Incorporating nanoparticles into devices for a wide range of applications often requires the formation of thick films, which is particularly necessary for improving magnetic power storage, microwave properties, and sensor performance. One approach to assembling nanoparticles into films is the use of electrophoretic deposition (EPD). This work seeks to develop methods to increase film thickness and stability in EPD by increasing film-substrate interactions via functionalizing conductive substrates with various chelating agents. Here, we deposited iron oxide nanoparticles onto conductive substrates functionalized with three chelating agents with different functional moieties and differing chelating strengths. We show that increasing chelating strength can increase film-substrate interactions, resulting in thicker films when compared to traditional EPD. Results will also be presented on how the chelating strength relates to film formation as a function of deposition conditions. Yield for EPD is influenced by deposition conditions including applied electric field, particle concentration, and deposition time. This work shows that the functionalization of substrates with chelating agents that coordinate strongly with nanoparticles (phosphonic acid and dopamine) overcome parameters that traditionally hinder the deposition of thicker and more stable films, such as applied electric field and high particle concentration. We show that functionalizing substrates with chelating agents is a promising method to fabricate thick, stable films of nanoparticles deposited via EPD over a larger processing space by increasing film-substrate interactions. 
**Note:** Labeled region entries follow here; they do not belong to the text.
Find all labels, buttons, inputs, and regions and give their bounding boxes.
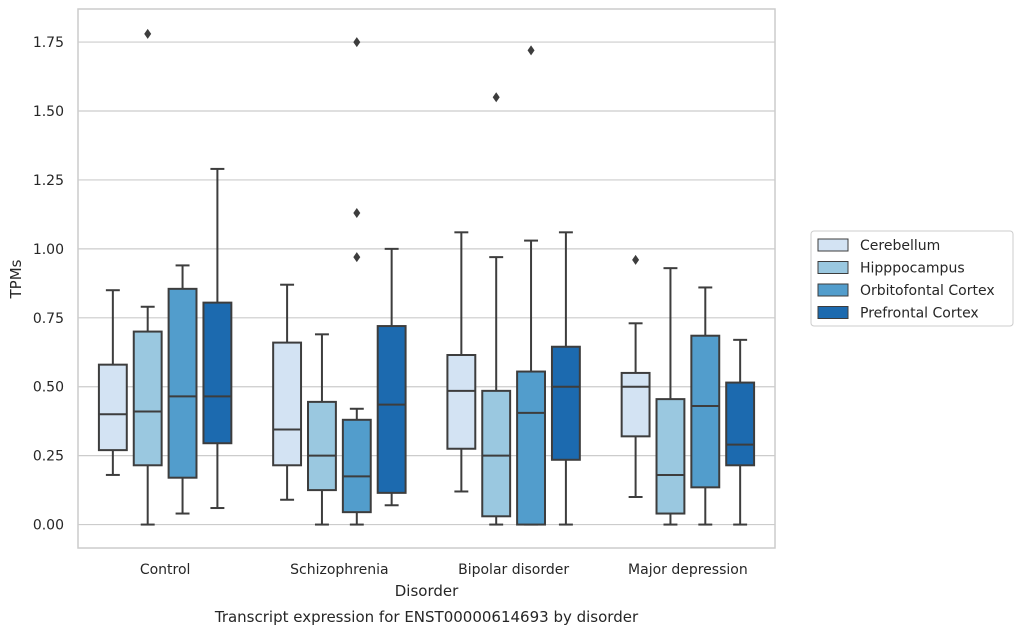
x-tick-labels: Control Schizophrenia Bipolar disorder Majo… — [140, 562, 748, 578]
iqr-box — [376, 325, 407, 494]
legend: Cerebellum Hipppocampus Orbitofontal Corte… — [810, 230, 1014, 327]
iqr-box — [167, 287, 198, 479]
outlier-point — [632, 254, 640, 265]
legend-frame — [810, 230, 1014, 327]
iqr-box — [202, 301, 233, 445]
x-tick-label: Schizophrenia — [290, 562, 388, 578]
y-tick-label: 0.75 — [33, 311, 64, 327]
iqr-box — [272, 341, 303, 467]
box-prefrontal-cortex — [202, 167, 233, 510]
legend-label: Orbitofontal Cortex — [860, 283, 995, 299]
y-tick-label: 1.25 — [33, 173, 64, 189]
x-tick-label: Control — [140, 562, 191, 578]
iqr-box — [307, 400, 337, 492]
box-orbitofontal-cortex — [167, 264, 198, 515]
box-hipppocampus — [655, 267, 686, 526]
y-axis-title: TPMs — [7, 259, 25, 299]
iqr-box — [690, 334, 721, 489]
iqr-box — [620, 371, 651, 438]
y-tick-label: 0.00 — [33, 518, 64, 534]
y-tick-label: 0.50 — [33, 380, 64, 396]
x-axis-title: Disorder — [395, 582, 459, 600]
iqr-box — [655, 398, 686, 515]
outlier-point — [527, 45, 535, 56]
box-orbitofontal-cortex — [516, 45, 546, 526]
legend-label: Cerebellum — [860, 238, 940, 254]
iqr-box — [132, 330, 163, 467]
iqr-box — [481, 389, 512, 518]
y-tick-labels: 0.00 0.25 0.50 0.75 1.00 1.25 1.50 1.75 — [33, 35, 64, 533]
legend-label: Prefrontal Cortex — [860, 306, 979, 322]
y-tick-label: 1.75 — [33, 35, 64, 51]
legend-label: Hipppocampus — [860, 261, 965, 277]
box-cerebellum — [272, 283, 303, 501]
chart-caption: Transcript expression for ENST0000061469… — [214, 608, 639, 626]
box-prefrontal-cortex — [550, 231, 581, 526]
iqr-box — [446, 354, 477, 450]
box-orbitofontal-cortex — [341, 37, 372, 526]
legend-swatch — [817, 261, 849, 274]
y-tick-label: 1.00 — [33, 242, 64, 258]
outlier-point — [492, 92, 500, 103]
iqr-box — [341, 418, 372, 514]
outlier-point — [353, 252, 361, 263]
legend-swatch — [817, 306, 849, 319]
plot-frame — [77, 8, 776, 549]
iqr-box — [550, 345, 581, 461]
box-hipppocampus — [307, 333, 337, 526]
iqr-box — [516, 370, 546, 526]
box-cerebellum — [97, 289, 128, 476]
box-cerebellum — [620, 254, 651, 498]
iqr-box — [97, 363, 128, 452]
legend-swatch — [817, 283, 849, 297]
outlier-point — [353, 208, 361, 219]
box-prefrontal-cortex — [725, 338, 756, 526]
x-tick-label: Major depression — [628, 562, 748, 578]
iqr-box — [725, 381, 756, 467]
box-orbitofontal-cortex — [690, 286, 721, 526]
y-tick-label: 1.50 — [33, 104, 64, 120]
box-layer — [97, 28, 756, 526]
box-cerebellum — [446, 231, 477, 493]
y-tick-label: 0.25 — [33, 449, 64, 465]
outlier-point — [144, 28, 152, 39]
box-hipppocampus — [481, 92, 512, 526]
outlier-point — [353, 37, 361, 48]
box-prefrontal-cortex — [376, 247, 407, 507]
box-hipppocampus — [132, 28, 163, 526]
legend-swatch — [817, 238, 849, 252]
x-tick-label: Bipolar disorder — [458, 562, 569, 578]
Magnetic nanocomposites with 0-3 connectivity, whereby a 0D magnetic nanoparticle phase is embedded into a 3D magnetic metal matrix phase, have gained increased interest for use in applications ranging from integrated power inductor cores to exchange-spring magnets. The electro-infiltration process, in which a metal phase is electroplated through a nanoparticle film phase, is an inexpensive approach compatible with semiconductor fabrication methods for the formation of these nanocomposites. Past demonstrations of electro-infiltrated nanocomposites have relied on scanning electron microscopy and energy dispersive x-ray spectroscopy to evaluate the 0-3 composite structure. However, a detailed investigation of the boundary between the particle and metal matrix phases cannot be performed with these tools, and it is unknown whether the particle/matrix interfaces are dense and void-free. This detail is critical, as the presence of even nanoscale voids would affect any potential magnetic exchange coupling and hence the overall electromagnetic properties of the material. This work seeks to explore the phase boundary of 0-3 magnetic nanocomposite fabricated by electro-infiltration by using scanning transmission electron microscopy and energy-dispersive x-ray spectroscopy to analyze the nanostructure of two different composites—a nickel/iron-oxide composite and a permalloy/iron-oxide composite. High-resolution imaging indicates that the interface between the particle phase and matrix phase is dense and void-free. These results will help guide future studies on the design and implementation of these magnetic nanocomposites for end applications.